Managed care dollars represent a
significant portion of all health care organizations’ reimbursements. As a
result, health care organizations seek to establish contracts with large
managed care organizations (MCOs). Negotiating and securing contracts with MCOs
is important for several reasons, including preserving revenues, enhancing
patient satisfaction, and generating additional sources of revenue.
All contracts will contain language
outlining the administration of the contract along with the payment schedule.

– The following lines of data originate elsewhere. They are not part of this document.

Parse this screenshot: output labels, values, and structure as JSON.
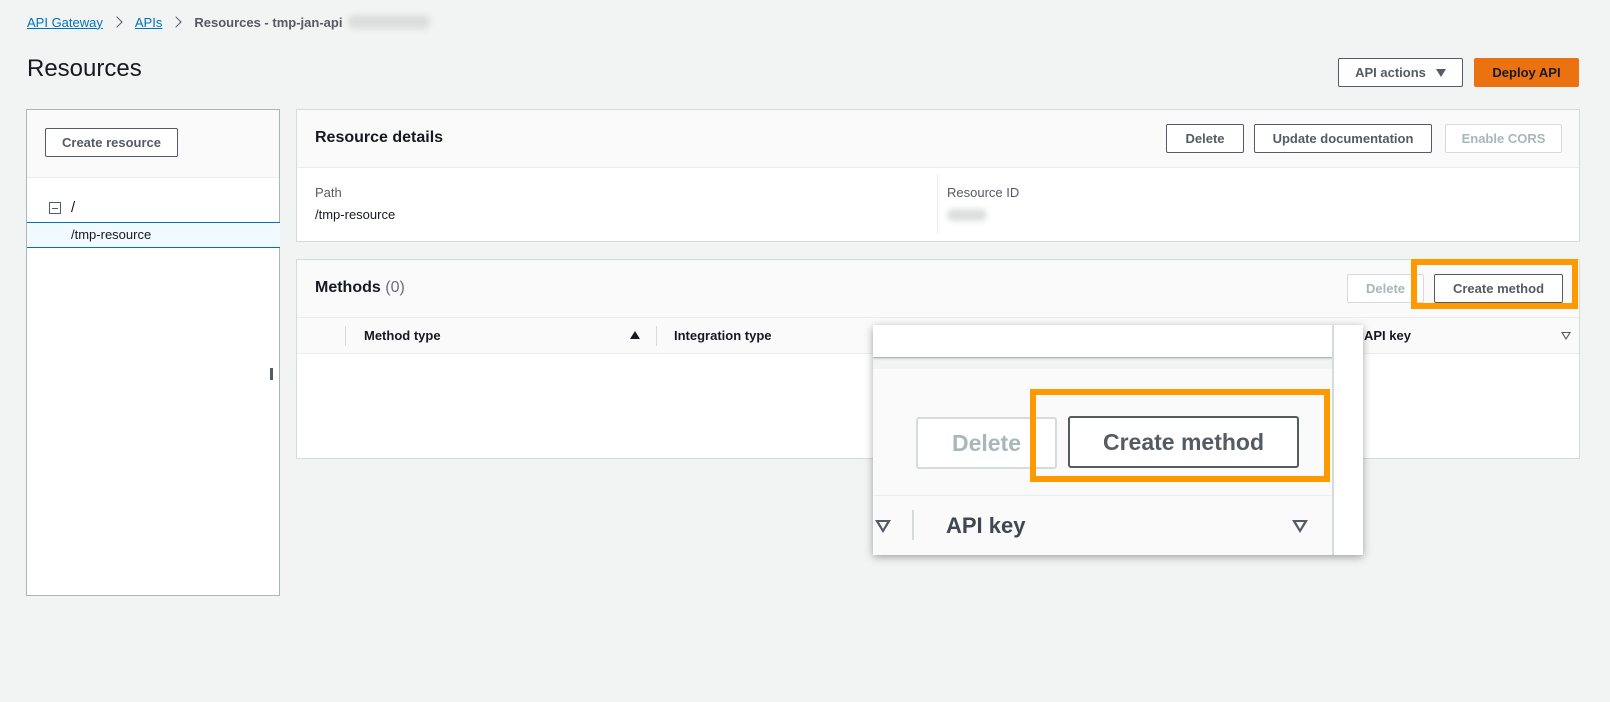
{
  "breadcrumb": {
    "items": [
      "API Gateway",
      "APIs"
    ],
    "current": "Resources - tmp-jan-api"
  },
  "page": {
    "title": "Resources"
  },
  "header_actions": {
    "api_actions": "API actions",
    "deploy_api": "Deploy API"
  },
  "resource_tree": {
    "create_resource": "Create resource",
    "root": "/",
    "child": "/tmp-resource"
  },
  "resource_details": {
    "title": "Resource details",
    "delete": "Delete",
    "update_documentation": "Update documentation",
    "enable_cors": "Enable CORS",
    "path_label": "Path",
    "path_value": "/tmp-resource",
    "resource_id_label": "Resource ID"
  },
  "methods": {
    "title": "Methods",
    "count": "(0)",
    "delete": "Delete",
    "create_method": "Create method",
    "columns": [
      "Method type",
      "Integration type",
      "API key"
    ]
  },
  "zoom": {
    "delete": "Delete",
    "create_method": "Create method",
    "api_key": "API key"
  },
  "colors": {
    "highlight": "#ff9900",
    "primary": "#ec7211",
    "link": "#0073bb"
  }
}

While the payment schedule may be seen as the most important element, the terms
outlined within the contract are equally as vital to the financial success of
the organization.
This assessment focuses on the
revenue cycle and how technological innovations have impacted reimbursement for
health care organizations. You will take on the role of a patient access
supervisor. One of your job functions entails educating new hires about the
revenue cycle process.
Demonstration of Proficiency
By successfully completing this
assessment, you will demonstrate your proficiency in the following course
competencies and assessment criteria:
·
Competency 3: Explain the organizational revenue cycle process.
o Explain the purpose
of each step in the revenue cycle process.
o Describe key
responsibilities of individuals who work in the revenue cycle process.
o Explain the
consequences to the organization of failing to fulfill key responsibilities in
the revenue cycle process.
o Explain additional
steps and challenges in the revenue cycle process when working with an
uninsured patient.
·
Competency 4: Communicate in a manner that is scholarly,
professional, and respectful of the diversity, dignity, and integrity of others
and is consistent with the expectations of health care professionals.
o Adhere to the rules
of grammar, usage, and mechanics.
o Apply APA
formatting to in-text citations and references.

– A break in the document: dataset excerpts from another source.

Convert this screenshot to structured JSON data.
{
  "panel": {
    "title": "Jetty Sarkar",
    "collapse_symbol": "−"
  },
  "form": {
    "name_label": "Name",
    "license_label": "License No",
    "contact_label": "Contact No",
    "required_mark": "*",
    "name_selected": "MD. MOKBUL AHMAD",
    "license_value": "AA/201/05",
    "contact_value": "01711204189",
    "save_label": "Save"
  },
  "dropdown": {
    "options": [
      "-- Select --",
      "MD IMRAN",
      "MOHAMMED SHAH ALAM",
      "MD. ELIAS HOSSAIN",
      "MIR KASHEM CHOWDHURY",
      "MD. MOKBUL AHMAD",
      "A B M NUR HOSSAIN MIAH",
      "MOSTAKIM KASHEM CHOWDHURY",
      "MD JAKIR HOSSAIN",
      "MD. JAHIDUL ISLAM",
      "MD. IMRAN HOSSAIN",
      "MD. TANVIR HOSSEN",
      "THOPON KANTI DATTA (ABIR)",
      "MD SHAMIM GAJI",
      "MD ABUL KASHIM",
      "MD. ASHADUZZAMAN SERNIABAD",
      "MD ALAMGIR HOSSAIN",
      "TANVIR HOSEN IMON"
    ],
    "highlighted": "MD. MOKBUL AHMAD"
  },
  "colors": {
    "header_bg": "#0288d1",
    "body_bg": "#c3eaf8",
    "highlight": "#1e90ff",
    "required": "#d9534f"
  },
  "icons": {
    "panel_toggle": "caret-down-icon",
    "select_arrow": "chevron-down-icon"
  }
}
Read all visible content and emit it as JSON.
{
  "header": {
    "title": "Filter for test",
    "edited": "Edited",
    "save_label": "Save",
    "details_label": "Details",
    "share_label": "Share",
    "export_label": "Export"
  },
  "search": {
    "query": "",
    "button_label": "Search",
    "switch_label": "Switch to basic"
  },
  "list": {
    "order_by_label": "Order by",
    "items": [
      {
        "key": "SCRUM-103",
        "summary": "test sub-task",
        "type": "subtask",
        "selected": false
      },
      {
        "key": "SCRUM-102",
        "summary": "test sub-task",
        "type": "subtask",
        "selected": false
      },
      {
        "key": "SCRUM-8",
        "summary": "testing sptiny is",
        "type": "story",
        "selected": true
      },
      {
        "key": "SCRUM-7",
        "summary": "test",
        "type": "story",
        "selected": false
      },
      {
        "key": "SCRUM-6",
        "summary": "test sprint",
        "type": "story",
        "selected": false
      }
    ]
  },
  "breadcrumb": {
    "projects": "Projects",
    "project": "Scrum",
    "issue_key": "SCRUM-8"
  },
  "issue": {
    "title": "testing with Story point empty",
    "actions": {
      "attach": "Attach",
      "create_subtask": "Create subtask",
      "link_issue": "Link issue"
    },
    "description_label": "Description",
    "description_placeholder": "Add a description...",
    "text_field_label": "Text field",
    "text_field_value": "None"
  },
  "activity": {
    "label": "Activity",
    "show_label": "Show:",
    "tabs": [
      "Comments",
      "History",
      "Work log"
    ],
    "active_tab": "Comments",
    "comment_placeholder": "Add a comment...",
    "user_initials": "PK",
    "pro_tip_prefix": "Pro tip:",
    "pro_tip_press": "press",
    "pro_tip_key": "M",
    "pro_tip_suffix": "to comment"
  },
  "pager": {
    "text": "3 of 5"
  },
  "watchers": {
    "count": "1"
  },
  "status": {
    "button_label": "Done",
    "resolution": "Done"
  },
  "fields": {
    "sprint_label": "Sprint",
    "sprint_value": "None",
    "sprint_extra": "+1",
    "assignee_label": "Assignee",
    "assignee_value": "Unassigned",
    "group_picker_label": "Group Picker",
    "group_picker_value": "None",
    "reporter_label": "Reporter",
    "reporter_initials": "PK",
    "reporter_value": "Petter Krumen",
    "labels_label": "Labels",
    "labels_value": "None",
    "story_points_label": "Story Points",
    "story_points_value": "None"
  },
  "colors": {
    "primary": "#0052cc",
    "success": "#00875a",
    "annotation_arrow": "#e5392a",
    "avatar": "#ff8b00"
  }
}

For this assessment, prepare a
10-slide PowerPoint presentation outlining the various steps of the revenue
cycle. For the scenario, imagine you are a patient access supervisor
who must educate a group of new hires about the revenue cycle process. The
presentation should include:
·
The revenue cycle process.
·
Their potential responsibilities.
·
Why the process is important to a care organization.
·
Challenges that they might face in their work.

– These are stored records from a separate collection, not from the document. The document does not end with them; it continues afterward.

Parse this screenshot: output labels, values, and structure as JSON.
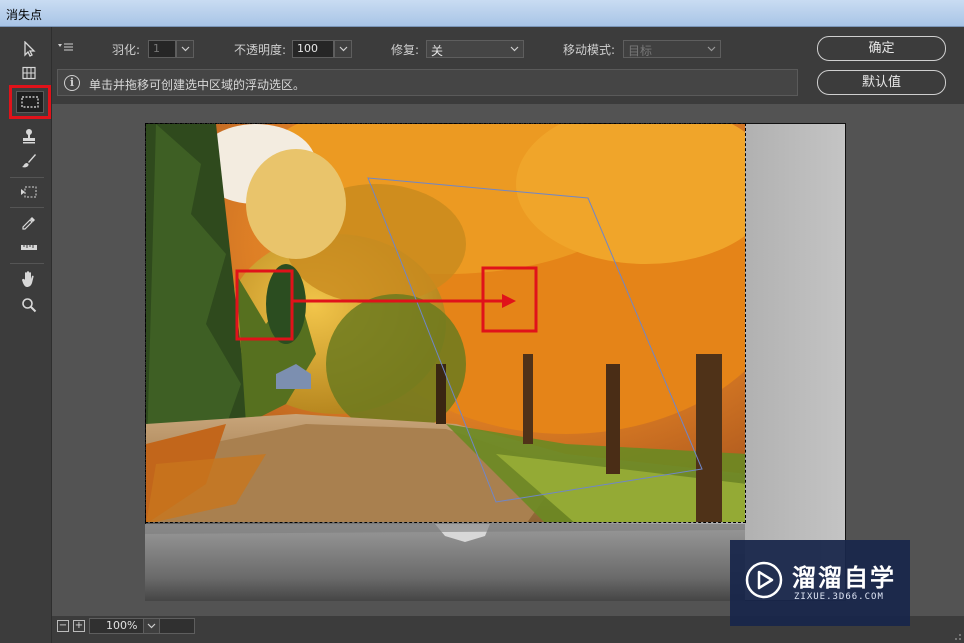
{
  "window": {
    "title": "消失点"
  },
  "tools": [
    {
      "name": "edit-plane-tool",
      "icon": "arrow-icon"
    },
    {
      "name": "create-plane-tool",
      "icon": "grid-icon"
    },
    {
      "name": "marquee-tool",
      "icon": "marquee-icon",
      "active": true
    },
    {
      "name": "stamp-tool",
      "icon": "stamp-icon"
    },
    {
      "name": "brush-tool",
      "icon": "brush-icon"
    },
    {
      "name": "transform-tool",
      "icon": "transform-icon"
    },
    {
      "name": "eyedropper-tool",
      "icon": "eyedropper-icon"
    },
    {
      "name": "measure-tool",
      "icon": "ruler-icon"
    },
    {
      "name": "hand-tool",
      "icon": "hand-icon"
    },
    {
      "name": "zoom-tool",
      "icon": "zoom-icon"
    }
  ],
  "options": {
    "feather_label": "羽化:",
    "feather_value": "1",
    "opacity_label": "不透明度:",
    "opacity_value": "100",
    "heal_label": "修复:",
    "heal_value": "关",
    "move_mode_label": "移动模式:",
    "move_mode_value": "目标"
  },
  "info": {
    "text": "单击并拖移可创建选中区域的浮动选区。"
  },
  "buttons": {
    "ok": "确定",
    "default": "默认值"
  },
  "status": {
    "zoom": "100%"
  },
  "watermark": {
    "name": "溜溜自学",
    "url": "ZIXUE.3D66.COM"
  },
  "colors": {
    "accent_red": "#e0121a",
    "plane_blue": "#6f86c8",
    "panel": "#3c3c3c",
    "canvas_bg": "#535353"
  }
}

When structuring your presentation,
consider the following points and questions to ensure that you are meeting the
scoring guide criteria:
·
Explain the purpose of each step in the revenue cycle process.
o “Explain” means to
make (an idea, situation, or problem) clear to someone by describing it in more
detail or revealing relevant facts or ideas.
o The steps within
the revenue cycle process including admissions, case management, documentation,
coding, billing, and other steps.
·
Describe key responsibilities of individuals who work in the
revenue cycle process.
o “Describe” means to
give an account in words of (someone or something), including all the relevant
characteristics, qualities, or events.
o Describe key
components (such as verifying insurance, financial counseling, coding of
documented services provided, and others) and who is responsible (individuals
such as coders, registration clerk, and others).
·
Explain the consequences to the organization of failing to
fulfill key responsibilities in the revenue cycle process.
·
Explain additional steps and challenges in the revenue cycle
process when working with an uninsured patient.
o Provide information
for the new staff regarding options available for the uninsured.
o Identify any
additional steps throughout the revenue cycle that one must be aware of when
working with an uninsured patient.
o Identify the
challenges that exist for the revenue cycle due to the delivery of
uncompensated care.
·
Adhere to the rules of grammar, usage, and mechanics.
o “Grammar” refers to
the basic rules for how sentences are constructed and how words combine to make
sentences (for example, word order, case, and tense).
o “Usage” refers to
correct word choice and phrasing, particularly with regard to the meanings of
words and phrases.
o “Mechanics” refers
to correct use of capitalization, punctuation, and spelling.